What Can Twitter Reveal About People With ADHD? Penn Researchers Provide Answers

What can Twitter reveal about people with attention-deficit/hyperactivity disorder, or ADHD? Quite a bit about what life is like for someone with the condition, according to findings published by Sharath Chandra Guntuku and Lyle Ungar in the Journal of Attention Disorders. Twitter data might also provide clues to help facilitate more effective treatments.

“On social media, where you can post your mental state freely, you get a lot of insight into what these people are going through, which might be rare in a clinical setting,” says Guntuku, a postdoctoral researcher working with the World Well-Being Project in the School of Arts and Sciences and the Penn Medicine Center for Digital Health. “In brief 30- or 60-minute sessions with patients, clinicians might not get all manifestations of the condition, but on social media you have the full spectrum.”

Guntuku and Ungar, a professor of computer and information science with appointments in the School of Engineering and Applied Science, the School of Arts and Sciences, the Wharton School, and Perelman, turned to Twitter to try to understand what people with ADHD spend their time talking about. The researchers collected 1.3 million publicly available tweets posted by almost 1,400 users who had self-reported diagnoses of ADHD, plus an equivalent control set that matched the original group in age, gender and duration of overall social-media activity. They then ran models looking at factors like personality and posting frequency.

“Some of the findings are in line with what’s already known in the ADHD literature,” Guntuku says. For example, social-media posters in the experimental group often talked about using marijuana for medicinal purposes. “Our coauthor, Russell Ramsay, who treats people with ADHD, said this is something he’s observed in conversations with patients,” Guntuku adds.

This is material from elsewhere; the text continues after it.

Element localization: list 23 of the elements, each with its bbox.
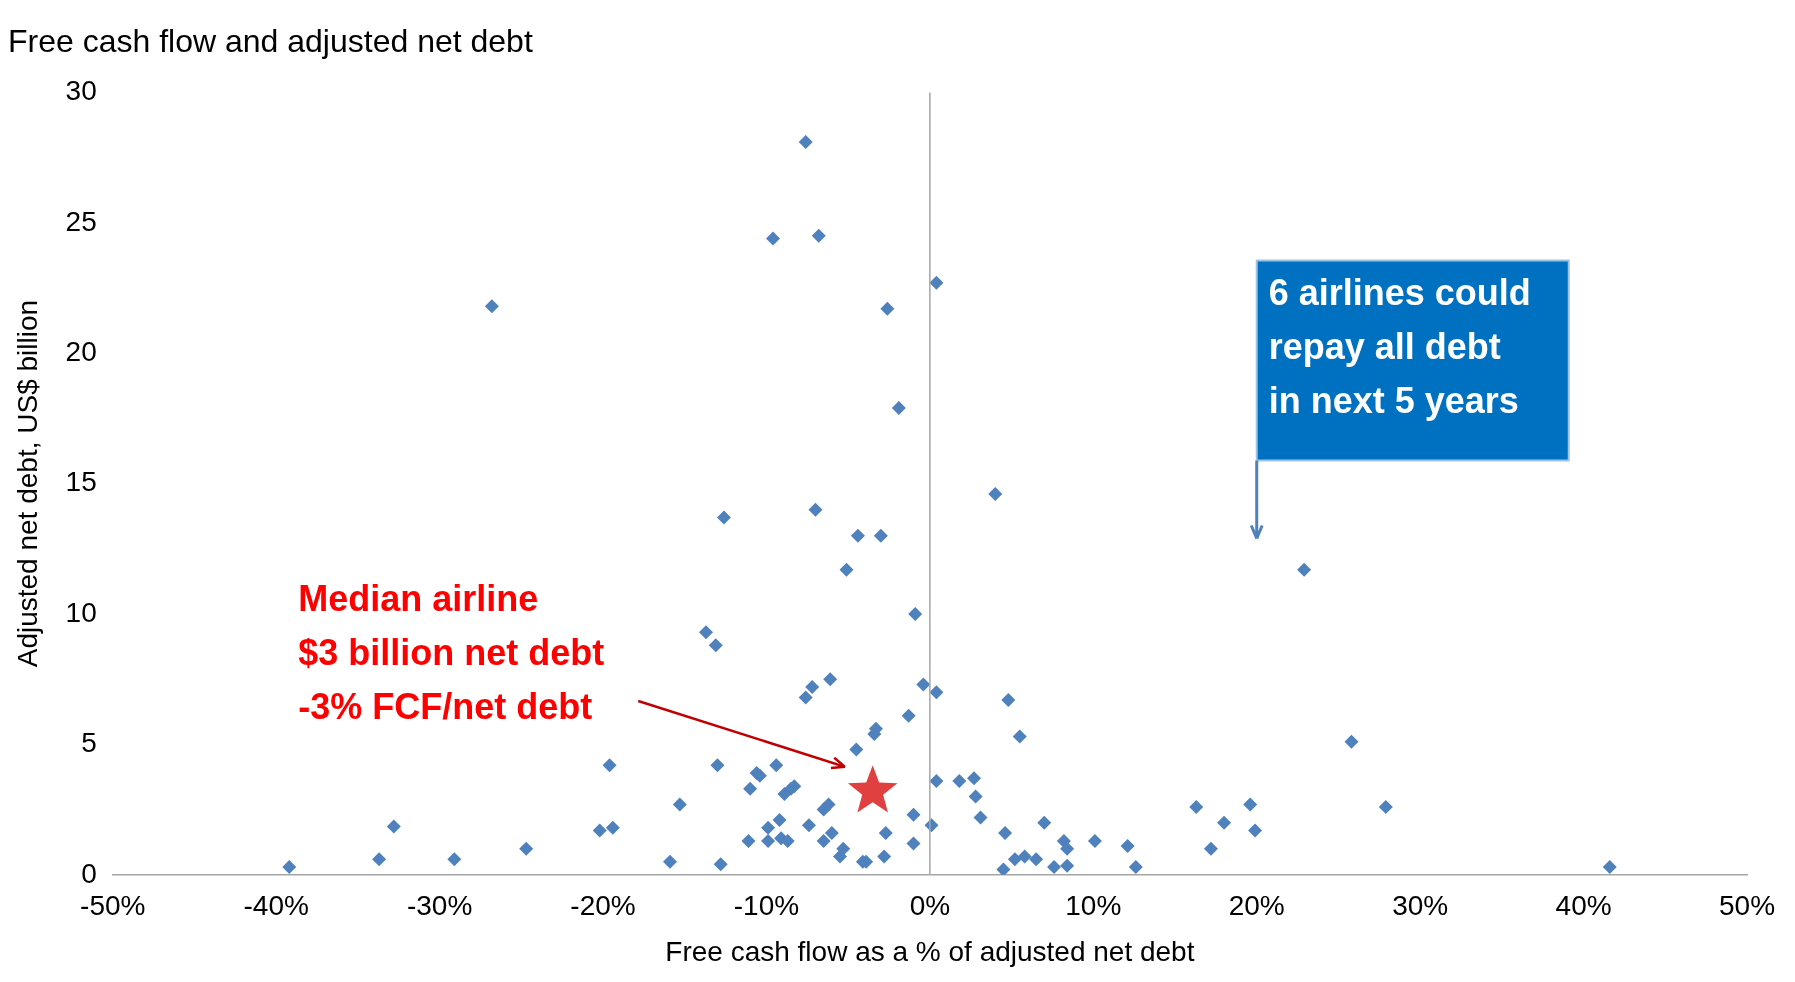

The researchers also found that people with ADHD tended to post messages related to lack of focus, self-regulation, intention and failure, as well as expressions of mental, physical and emotional exhaustion. They often used words like “hate,” “disappointed,” “cry” and “sad” more frequently than the control group and often posted during hours of the day when the majority of people sleep, from midnight to 6 a.m.

“People with ADHD are experiencing more mood swings and more negativity,” Ungar says. “They tend to have problems self-regulating.”